California residents, take note: Those nosy bosses are no longer allowed to poke around on your Facebook profile or force you to open up a personal Twitter account.
Say hello to California’s new social media law, which took effect January 1. The new regulations make significant changes to the way businesses treat social media. But while some benefits are clear, others are harder to define, and could lead to legal problems later.
Technically an adjustment to the labor code, the Employer Use of Social Media law is an important step to creating a barrier between the work force and management, adding much-needed do’s and don’ts to previously nebulous territory. The new law specifically prohibits private and public employers from demanding usernames and passwords to access personal social media accounts or requiring an employee or applicant to show the contents of social media accounts to bosses.
While this may frustrate some managers, the new law works to protect employees, mandating that employers cannot discipline in any way an existing or prospective employee for failing to comply to demands to view social media content. But the law does not prohibit employers from accessing information through employer-provided devices or on social media accounts. And there’s still some ambiguity surrounding allegations of account misuse, which can then give employers the green light to demand to see behind the curtain.
It’s Not Black And White
The main challenge to the law is ambiguity and enforcement, says San Diego-based Jim McNeill, a partner at the law firm of McKenna Long & Aldridge and a specialist in labor and employment relationships.
The problem is the notion of misconduct, which the law broadly states can be a reason for accessing social media accounts, without giving a clear definition of what misconduct is. Misconduct can be interpreted on a case-by-case basis, so McNeill thinks this caveat will end up being decided in court.
“If allegations against an employee were that they were engaging in going on the Internet and accessing their personal Facebook account on work time, would that suffice to allow the employer to demand access to the account?” McNeill asks.
Another problem, he added, is the use of employer-owned devices and technology – especially when employees are not on the clock. If they’re accessing personal accounts via the company-owned smartphones or laptops, where is the line drawn between personal and private information?
“The interesting part there is how that’s going to interact with employee access to a site with the employer’s device, off company time,” McNeill says.
McNeill believes the law can help employees make smarter decisions about what they say on social media sites, because talking trash about an employer could count as misconduct and be grounds for employer eavesdropping.
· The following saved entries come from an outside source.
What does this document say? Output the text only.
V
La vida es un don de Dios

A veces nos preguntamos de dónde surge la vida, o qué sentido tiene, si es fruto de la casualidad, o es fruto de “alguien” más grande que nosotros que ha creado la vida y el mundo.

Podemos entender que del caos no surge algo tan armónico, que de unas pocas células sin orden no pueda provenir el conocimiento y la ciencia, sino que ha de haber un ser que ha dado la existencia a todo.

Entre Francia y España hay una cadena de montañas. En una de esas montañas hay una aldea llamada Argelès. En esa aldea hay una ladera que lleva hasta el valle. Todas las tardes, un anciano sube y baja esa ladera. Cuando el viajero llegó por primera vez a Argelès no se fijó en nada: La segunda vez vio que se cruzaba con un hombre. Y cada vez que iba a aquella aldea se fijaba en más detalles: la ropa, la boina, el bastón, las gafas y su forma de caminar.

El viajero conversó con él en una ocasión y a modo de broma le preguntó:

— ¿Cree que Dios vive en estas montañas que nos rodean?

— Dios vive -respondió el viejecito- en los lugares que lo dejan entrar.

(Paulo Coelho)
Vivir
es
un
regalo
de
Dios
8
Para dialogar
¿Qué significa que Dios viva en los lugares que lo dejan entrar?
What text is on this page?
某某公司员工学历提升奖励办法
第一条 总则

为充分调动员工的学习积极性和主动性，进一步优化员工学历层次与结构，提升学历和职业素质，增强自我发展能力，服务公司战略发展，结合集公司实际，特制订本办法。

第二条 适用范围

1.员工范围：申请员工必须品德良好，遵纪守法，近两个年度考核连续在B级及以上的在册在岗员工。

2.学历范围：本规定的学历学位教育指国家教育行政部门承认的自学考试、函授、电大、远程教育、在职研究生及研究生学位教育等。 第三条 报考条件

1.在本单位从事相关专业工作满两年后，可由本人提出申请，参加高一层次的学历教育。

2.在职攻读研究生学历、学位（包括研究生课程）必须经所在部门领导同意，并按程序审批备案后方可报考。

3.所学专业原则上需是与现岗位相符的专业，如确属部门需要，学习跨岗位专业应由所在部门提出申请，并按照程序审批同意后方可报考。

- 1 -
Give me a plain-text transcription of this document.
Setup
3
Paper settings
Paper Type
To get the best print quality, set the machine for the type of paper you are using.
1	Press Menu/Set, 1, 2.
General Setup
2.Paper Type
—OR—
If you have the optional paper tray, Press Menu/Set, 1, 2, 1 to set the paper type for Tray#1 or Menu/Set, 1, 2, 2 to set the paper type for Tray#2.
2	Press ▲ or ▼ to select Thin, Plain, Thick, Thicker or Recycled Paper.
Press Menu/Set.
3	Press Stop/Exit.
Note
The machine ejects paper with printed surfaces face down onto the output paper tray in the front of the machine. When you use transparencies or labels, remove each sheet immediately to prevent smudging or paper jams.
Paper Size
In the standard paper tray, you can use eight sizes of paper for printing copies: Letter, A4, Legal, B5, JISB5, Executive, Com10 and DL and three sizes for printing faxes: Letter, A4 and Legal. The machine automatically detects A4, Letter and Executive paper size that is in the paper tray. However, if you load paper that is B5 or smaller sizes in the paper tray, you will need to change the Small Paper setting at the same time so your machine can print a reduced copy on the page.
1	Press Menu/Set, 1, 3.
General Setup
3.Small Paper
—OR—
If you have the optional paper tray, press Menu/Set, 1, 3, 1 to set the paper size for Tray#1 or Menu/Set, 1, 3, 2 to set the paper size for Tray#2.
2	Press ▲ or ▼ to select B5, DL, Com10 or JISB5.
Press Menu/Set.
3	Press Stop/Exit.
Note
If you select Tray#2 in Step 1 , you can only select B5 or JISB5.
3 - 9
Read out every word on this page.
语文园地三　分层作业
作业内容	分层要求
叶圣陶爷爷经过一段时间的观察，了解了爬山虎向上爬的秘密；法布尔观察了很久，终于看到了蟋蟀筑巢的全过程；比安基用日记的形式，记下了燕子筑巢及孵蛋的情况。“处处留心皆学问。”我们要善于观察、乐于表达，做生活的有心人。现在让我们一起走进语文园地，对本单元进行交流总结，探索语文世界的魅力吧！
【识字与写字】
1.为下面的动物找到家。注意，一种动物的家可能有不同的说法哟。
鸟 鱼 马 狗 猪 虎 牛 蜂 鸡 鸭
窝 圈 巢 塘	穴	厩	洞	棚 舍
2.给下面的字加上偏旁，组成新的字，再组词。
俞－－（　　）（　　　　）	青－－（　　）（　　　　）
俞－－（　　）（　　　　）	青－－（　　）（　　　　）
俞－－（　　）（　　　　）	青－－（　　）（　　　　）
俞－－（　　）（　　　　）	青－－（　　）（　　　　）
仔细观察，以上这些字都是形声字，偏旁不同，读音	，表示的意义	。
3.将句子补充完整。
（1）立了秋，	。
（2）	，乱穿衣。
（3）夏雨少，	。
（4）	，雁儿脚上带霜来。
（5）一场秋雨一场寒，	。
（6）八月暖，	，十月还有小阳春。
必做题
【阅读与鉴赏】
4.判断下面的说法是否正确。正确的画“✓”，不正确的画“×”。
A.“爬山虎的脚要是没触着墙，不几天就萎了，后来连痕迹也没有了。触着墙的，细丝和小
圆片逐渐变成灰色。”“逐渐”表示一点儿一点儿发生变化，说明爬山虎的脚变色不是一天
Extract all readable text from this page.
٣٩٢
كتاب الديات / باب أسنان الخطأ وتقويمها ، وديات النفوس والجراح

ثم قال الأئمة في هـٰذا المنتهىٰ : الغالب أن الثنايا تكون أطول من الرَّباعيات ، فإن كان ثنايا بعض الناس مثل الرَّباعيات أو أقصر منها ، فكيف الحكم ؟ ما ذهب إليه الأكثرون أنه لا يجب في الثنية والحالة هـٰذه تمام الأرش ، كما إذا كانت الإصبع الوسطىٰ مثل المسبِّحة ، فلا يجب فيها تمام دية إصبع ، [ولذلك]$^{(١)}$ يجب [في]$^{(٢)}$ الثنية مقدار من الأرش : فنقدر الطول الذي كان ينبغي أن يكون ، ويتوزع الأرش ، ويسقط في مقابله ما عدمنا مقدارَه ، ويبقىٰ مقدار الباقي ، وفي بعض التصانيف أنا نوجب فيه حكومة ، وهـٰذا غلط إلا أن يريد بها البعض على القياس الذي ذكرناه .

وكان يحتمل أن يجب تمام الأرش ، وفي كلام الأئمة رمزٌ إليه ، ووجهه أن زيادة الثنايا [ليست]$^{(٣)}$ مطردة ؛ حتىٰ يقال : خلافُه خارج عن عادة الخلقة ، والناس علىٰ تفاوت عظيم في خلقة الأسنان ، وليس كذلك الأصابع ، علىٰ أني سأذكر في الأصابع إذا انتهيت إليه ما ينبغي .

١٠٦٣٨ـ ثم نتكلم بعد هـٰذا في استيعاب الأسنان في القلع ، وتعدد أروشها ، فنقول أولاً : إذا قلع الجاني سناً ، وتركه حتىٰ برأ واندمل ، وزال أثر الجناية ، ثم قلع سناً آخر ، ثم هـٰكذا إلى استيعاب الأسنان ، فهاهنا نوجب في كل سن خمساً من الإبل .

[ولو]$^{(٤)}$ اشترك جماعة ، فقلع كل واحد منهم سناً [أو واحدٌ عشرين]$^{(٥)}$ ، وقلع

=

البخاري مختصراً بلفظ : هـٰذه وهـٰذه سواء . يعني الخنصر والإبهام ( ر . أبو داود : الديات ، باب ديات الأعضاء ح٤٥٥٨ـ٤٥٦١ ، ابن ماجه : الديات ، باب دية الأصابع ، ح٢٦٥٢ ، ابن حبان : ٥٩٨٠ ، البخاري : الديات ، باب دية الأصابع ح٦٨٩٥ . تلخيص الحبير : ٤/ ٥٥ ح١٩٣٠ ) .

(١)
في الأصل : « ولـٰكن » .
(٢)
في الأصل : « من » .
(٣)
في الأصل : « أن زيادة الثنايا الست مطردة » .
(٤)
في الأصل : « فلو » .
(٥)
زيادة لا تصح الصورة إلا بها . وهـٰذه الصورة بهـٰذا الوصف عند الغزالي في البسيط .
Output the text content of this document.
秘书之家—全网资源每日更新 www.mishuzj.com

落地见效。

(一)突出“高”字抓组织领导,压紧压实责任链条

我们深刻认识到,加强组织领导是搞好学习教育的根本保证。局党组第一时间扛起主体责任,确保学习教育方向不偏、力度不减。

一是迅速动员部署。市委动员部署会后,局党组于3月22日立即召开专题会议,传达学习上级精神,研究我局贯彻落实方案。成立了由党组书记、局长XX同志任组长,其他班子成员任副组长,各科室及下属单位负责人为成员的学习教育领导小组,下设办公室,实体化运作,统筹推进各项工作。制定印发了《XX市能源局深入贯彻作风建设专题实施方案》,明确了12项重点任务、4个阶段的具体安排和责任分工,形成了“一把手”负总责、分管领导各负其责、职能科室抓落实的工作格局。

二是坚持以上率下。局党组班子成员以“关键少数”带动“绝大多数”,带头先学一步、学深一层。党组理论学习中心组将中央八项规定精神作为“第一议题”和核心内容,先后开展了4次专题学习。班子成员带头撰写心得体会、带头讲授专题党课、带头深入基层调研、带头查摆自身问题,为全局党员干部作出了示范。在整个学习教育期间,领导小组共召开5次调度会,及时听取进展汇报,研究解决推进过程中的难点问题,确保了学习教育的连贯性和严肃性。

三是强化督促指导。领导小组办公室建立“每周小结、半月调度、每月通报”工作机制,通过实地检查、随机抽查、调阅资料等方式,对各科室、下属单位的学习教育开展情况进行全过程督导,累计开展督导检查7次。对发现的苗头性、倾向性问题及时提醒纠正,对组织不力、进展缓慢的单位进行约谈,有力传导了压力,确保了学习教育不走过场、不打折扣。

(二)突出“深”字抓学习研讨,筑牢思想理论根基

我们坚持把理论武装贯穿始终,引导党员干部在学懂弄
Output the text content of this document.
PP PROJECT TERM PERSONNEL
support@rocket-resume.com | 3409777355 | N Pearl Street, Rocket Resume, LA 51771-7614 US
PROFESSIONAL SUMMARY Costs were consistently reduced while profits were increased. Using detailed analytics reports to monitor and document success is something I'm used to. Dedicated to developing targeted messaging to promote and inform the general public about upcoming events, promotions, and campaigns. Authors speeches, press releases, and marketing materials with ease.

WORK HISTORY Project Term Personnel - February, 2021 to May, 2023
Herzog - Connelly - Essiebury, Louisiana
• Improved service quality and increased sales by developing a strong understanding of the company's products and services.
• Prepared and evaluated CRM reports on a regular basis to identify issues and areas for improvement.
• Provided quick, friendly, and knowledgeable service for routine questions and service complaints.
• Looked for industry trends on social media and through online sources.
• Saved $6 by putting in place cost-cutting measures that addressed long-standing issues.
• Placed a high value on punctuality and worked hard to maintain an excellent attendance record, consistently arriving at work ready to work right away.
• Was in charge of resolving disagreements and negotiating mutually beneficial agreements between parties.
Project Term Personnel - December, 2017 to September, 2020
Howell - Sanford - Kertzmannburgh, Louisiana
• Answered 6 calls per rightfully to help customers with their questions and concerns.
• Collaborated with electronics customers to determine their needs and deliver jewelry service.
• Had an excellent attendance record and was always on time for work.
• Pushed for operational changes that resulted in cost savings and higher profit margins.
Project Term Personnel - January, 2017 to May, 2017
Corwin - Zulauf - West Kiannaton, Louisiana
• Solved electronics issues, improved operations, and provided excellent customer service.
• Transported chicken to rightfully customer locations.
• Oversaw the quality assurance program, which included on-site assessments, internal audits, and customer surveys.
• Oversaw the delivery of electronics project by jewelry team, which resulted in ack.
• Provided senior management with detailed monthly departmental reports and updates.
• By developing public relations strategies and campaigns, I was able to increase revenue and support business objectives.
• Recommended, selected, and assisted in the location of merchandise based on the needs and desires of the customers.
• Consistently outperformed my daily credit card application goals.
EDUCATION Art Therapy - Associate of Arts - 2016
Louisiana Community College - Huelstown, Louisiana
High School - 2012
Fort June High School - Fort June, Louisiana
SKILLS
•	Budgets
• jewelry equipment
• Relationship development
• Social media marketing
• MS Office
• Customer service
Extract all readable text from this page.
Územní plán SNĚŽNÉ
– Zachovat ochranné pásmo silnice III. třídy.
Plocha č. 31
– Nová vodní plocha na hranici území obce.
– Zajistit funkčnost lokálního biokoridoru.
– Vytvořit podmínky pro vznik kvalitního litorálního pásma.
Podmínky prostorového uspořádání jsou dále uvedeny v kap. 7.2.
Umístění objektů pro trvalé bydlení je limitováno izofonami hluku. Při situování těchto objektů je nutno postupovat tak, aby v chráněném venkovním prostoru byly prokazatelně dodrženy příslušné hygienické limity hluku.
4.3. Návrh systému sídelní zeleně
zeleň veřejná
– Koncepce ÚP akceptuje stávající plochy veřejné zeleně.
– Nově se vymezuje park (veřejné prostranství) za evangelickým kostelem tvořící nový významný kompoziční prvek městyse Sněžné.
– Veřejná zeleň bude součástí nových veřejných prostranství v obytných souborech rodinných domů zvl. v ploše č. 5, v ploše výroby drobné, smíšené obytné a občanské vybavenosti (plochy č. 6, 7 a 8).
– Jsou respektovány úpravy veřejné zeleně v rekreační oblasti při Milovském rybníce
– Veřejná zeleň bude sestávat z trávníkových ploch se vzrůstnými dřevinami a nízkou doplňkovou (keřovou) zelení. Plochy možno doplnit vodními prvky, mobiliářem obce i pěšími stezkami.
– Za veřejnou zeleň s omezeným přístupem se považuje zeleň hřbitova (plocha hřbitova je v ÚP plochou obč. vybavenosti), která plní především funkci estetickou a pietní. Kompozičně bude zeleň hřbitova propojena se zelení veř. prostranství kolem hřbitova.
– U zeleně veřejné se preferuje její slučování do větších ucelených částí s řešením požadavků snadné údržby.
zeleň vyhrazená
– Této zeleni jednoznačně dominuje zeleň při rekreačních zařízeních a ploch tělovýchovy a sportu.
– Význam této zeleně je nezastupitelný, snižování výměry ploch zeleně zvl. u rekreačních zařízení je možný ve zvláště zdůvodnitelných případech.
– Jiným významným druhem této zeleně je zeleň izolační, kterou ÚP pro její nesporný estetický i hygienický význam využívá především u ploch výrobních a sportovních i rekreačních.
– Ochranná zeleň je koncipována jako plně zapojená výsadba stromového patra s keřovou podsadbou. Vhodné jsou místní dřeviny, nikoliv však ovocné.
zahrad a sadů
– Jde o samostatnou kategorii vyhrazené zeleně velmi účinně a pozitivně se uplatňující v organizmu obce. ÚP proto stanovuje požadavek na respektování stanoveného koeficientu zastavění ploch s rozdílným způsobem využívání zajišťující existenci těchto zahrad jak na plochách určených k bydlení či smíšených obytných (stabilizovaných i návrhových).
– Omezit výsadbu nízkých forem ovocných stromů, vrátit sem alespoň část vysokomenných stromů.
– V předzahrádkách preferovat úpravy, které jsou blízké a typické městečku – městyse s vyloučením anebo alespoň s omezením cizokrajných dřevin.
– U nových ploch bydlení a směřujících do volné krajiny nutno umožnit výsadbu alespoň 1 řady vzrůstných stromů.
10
But its ambiguities make navigating this new law a possible trap within the legal system.
Treating Social Media Personas
In that vein, Heather Meeker, the vice president of corporate communications for free text and mobile service textPlus, still recommends not posting “anything online that you wouldn’t be comfortable having shared publicly.”
Nick Cicero, the lead social strategist at Livefyre, a San Francisco-based commenting and social engagement platform, says one way to protect yourself is to have a “distinct separation of work and personal accounts.” But with our personal lives more and more entwined with our professional personas, that can be easier said than done – especially if you use social media as part of your job. “Unfortunately the evolution of online identity doesn’t always make this an easy black-and-white reality,” Cicero laments.
One solution to help navigate this ambiguous new law is detailed intra-company social policies that clearly spell out do’s and don’ts. “Companies looking to have a handle on their employees’ social media activities should lay out a comprehensive social policy as to how employees should act online. That way there is an understanding between company and employee at all times,” Cicero explains. “We support openness and individualism.”
But if you work in a company that’s less open-minded, you might want to double check just how individual and open you want to be.